The first half mile of trail is the steepest - don't get discouraged right off the bat. It starts in a dense aspen grove; a great place to enjoy the colors if you do it in the fall. Over the next couple miles, you'll pass through grassy meadows, stands of lodgepole pine (many are dead from the pine bark beetle epidemic), and get close to the creek a few times.
At about 2.5 miles - halfway to the top - you'll get a good view of Pitkin Falls. Enjoy the view and get ready for several more bench sections that have alternating steep climbs and then beautiful meadows that will be filled with wildflowers in July and August.
Break out of treeline just as you reach Pitkin Lake at 11,360'.

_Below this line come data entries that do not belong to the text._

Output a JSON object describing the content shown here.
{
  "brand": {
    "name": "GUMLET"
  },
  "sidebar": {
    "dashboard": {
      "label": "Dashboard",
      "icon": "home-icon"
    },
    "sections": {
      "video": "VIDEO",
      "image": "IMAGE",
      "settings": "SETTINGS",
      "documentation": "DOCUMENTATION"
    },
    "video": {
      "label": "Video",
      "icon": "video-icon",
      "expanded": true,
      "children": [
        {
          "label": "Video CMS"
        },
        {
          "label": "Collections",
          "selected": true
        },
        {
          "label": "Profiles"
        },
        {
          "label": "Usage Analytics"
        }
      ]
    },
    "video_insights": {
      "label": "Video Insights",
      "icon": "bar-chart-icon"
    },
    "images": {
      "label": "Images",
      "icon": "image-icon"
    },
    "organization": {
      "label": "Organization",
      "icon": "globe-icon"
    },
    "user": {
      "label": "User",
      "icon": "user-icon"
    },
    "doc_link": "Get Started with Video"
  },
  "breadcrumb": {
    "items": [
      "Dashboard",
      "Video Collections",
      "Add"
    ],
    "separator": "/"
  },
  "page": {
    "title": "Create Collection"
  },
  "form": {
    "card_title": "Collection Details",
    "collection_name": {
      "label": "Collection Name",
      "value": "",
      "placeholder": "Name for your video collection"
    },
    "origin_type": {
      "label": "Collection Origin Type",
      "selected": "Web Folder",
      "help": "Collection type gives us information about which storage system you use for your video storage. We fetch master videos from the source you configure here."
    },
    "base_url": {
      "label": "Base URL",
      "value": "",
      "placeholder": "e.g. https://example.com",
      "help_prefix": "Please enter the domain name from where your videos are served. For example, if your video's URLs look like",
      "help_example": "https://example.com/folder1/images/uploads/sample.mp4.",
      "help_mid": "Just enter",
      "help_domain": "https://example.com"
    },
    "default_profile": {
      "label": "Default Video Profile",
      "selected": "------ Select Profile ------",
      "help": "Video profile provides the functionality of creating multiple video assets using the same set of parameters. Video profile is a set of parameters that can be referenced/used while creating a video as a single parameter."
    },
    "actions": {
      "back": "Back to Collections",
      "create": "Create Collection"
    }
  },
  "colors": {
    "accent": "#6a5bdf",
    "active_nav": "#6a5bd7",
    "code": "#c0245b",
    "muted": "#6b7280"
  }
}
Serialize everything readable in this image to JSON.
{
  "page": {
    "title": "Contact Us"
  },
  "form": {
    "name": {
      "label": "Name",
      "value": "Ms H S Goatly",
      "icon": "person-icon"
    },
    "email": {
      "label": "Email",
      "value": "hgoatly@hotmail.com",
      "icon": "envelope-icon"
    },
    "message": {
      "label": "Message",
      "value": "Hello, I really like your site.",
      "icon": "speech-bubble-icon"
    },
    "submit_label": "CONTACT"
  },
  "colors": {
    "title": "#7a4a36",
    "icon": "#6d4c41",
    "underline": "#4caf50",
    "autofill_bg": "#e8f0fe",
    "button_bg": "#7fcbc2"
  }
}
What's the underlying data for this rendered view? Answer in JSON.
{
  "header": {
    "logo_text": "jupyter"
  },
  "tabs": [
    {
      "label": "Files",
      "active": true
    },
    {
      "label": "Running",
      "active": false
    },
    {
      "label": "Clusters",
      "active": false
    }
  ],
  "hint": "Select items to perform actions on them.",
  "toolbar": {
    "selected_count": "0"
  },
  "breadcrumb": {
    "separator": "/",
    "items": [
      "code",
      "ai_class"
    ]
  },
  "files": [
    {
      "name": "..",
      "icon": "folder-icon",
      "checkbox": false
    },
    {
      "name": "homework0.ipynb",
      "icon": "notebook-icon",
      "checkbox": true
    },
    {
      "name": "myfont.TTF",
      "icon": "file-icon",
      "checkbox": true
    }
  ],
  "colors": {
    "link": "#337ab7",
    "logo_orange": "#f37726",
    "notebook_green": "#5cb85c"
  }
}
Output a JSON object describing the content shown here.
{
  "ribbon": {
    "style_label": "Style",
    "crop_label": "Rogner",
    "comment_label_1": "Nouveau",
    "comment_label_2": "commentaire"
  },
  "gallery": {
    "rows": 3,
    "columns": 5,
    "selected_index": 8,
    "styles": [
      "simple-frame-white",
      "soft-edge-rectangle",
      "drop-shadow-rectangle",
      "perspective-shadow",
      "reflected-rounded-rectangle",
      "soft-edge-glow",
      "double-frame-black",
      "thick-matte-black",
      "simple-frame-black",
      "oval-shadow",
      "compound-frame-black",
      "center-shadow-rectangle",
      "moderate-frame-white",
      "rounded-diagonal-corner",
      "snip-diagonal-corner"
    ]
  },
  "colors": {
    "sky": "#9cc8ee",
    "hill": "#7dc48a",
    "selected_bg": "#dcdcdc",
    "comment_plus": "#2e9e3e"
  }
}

Your return journey will be equally as spectacular, as you'll have views all they way down the narrow drainage that you've ascended, and beyond.
Flora & Fauna
The fishing is reputed to be quite good here.
History & Background
If you look carefully, you'll see the remnants of several glacier moraines that result from the retreat of glaciers that sculpted this valley long ago.